Nessus is an open source product. In 2002, Deraison and Ron Gula, developer of the Dragon intrusion detection system, set up Tenable Network Security for the purpose of commercializing Nessus and building a suite of comparable products around it.
The result is that Nessus is now closed source, but still available at no cost. Additionally, a Windows version called NeWT (Nessus Windows Technology) is now available. We tested the current version of Nessus.
In its original configuration, nessus is client server-based. The scan engine sits as a server on a Linux computer and you can communicate with it using Linux or Windows clients. The client can be on the server machine or not. NeWT makes a good portable scanner for consultants and engineers that need to manage vulnerabilities on multiple sites.
Because parts of Nessus are still open source, there is a huge community of developers creating scripts (called “plugins”) for new vulnerabilities as soon as they are discovered. The result is a library of nearly 10,000 plugins. You can get the plugins automatically seven days after they are introduced, or can pay some $1,200 a year to get them immediately.

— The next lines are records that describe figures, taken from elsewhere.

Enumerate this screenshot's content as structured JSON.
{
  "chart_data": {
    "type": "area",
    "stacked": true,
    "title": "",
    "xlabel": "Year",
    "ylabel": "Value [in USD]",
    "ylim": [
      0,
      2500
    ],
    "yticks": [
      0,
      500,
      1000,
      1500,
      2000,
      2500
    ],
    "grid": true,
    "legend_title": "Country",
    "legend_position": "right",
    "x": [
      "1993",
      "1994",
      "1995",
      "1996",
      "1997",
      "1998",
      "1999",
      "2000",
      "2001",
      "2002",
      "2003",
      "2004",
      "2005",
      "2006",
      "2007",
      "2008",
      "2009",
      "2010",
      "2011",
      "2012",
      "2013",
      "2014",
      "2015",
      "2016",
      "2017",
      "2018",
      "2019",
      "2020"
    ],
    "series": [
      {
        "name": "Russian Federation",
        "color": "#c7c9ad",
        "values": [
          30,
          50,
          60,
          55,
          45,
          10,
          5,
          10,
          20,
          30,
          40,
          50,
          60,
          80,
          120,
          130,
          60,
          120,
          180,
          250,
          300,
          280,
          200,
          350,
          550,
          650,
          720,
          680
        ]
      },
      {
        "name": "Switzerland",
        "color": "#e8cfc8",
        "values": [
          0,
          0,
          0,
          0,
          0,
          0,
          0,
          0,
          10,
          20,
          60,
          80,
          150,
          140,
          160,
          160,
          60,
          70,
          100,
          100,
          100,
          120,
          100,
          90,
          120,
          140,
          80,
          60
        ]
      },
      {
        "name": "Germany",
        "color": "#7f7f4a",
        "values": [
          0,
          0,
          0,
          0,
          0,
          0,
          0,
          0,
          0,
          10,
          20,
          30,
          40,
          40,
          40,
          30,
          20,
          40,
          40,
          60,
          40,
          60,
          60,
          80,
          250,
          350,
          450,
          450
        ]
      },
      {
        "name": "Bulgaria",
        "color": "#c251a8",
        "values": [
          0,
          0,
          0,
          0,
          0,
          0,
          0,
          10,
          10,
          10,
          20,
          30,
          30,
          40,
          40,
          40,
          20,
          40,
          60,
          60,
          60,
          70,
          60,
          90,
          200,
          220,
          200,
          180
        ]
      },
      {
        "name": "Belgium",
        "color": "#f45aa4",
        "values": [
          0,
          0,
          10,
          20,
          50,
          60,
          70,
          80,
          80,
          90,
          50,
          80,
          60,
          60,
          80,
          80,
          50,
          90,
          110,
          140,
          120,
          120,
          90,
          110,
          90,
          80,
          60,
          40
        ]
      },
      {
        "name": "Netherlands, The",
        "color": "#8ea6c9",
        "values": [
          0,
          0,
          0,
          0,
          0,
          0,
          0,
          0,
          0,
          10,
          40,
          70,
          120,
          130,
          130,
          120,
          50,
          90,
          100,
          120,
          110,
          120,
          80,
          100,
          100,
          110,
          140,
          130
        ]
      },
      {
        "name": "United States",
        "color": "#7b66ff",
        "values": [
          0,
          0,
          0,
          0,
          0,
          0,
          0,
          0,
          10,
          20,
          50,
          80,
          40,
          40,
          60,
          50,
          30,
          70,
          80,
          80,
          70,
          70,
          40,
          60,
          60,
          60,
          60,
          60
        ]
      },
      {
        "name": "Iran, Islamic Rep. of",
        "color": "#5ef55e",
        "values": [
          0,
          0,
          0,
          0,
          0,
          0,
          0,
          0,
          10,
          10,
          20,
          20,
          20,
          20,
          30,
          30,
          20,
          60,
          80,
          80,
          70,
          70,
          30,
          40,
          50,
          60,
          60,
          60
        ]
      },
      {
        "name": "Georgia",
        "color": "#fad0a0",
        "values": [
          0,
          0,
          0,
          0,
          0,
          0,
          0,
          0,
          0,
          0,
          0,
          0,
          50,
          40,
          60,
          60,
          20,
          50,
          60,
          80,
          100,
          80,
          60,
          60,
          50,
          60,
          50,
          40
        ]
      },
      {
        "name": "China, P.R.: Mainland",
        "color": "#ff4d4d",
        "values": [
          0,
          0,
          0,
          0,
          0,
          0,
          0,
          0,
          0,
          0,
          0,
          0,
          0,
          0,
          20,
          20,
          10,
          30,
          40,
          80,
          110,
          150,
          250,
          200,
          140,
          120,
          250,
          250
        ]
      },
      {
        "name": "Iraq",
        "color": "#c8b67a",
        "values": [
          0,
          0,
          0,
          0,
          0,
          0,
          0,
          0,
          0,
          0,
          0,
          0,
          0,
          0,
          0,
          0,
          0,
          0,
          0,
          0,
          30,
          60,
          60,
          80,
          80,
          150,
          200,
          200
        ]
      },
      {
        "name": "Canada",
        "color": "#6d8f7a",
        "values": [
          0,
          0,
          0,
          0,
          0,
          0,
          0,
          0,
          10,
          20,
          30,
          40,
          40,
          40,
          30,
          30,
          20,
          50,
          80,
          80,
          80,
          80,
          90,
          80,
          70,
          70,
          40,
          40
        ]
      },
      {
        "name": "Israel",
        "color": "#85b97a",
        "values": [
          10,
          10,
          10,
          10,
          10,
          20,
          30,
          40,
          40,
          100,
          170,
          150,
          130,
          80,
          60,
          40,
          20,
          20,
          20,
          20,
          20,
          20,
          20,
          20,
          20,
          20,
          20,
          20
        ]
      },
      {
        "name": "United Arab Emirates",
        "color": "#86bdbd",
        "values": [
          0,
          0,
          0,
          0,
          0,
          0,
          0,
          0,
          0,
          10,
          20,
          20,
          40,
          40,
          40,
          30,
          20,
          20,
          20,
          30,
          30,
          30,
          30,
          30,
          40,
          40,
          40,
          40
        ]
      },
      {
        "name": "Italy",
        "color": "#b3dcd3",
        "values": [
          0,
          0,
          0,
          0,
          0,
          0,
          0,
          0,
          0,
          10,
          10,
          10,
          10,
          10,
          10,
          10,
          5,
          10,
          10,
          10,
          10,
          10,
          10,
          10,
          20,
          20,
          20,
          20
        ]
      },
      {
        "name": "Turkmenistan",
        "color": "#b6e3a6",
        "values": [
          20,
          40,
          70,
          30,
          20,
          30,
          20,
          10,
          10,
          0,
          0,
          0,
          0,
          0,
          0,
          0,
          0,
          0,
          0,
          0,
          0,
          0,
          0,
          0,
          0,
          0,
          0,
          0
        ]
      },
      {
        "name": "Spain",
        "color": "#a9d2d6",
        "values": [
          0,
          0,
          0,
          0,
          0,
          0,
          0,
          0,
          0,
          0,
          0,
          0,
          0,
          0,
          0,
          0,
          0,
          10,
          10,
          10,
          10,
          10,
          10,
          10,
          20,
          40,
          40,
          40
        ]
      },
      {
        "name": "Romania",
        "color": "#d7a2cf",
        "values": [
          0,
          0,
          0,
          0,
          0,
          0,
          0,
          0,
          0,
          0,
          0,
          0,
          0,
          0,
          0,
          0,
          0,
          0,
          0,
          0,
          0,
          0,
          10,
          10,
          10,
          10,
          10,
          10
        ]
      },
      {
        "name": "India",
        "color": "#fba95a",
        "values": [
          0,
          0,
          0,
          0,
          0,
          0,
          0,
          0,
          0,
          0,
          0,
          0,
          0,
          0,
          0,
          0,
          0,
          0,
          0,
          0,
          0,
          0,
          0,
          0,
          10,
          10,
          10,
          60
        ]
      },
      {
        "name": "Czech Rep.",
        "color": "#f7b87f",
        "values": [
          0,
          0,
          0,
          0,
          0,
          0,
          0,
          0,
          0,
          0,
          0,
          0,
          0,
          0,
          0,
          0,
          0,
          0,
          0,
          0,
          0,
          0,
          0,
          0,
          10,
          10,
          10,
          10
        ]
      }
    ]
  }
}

Nessus is simply a vulnerability scanner, but because of the huge number of plugins, is arguably the most capable scanner available.
And clearly, the price is right, even if you opt for the instant gratification that $1,200 per year buys you. There are no limitations on the number of addresses you can scan and the reporting, although very simple, is excellent for what it is.
One strength of the Nessus/Tenable marriage is that the firm has developed other products that work with Nessus to increase its power and reach. These include a centralized security management console and a log aggregator.
The Nessus documentation is first rate.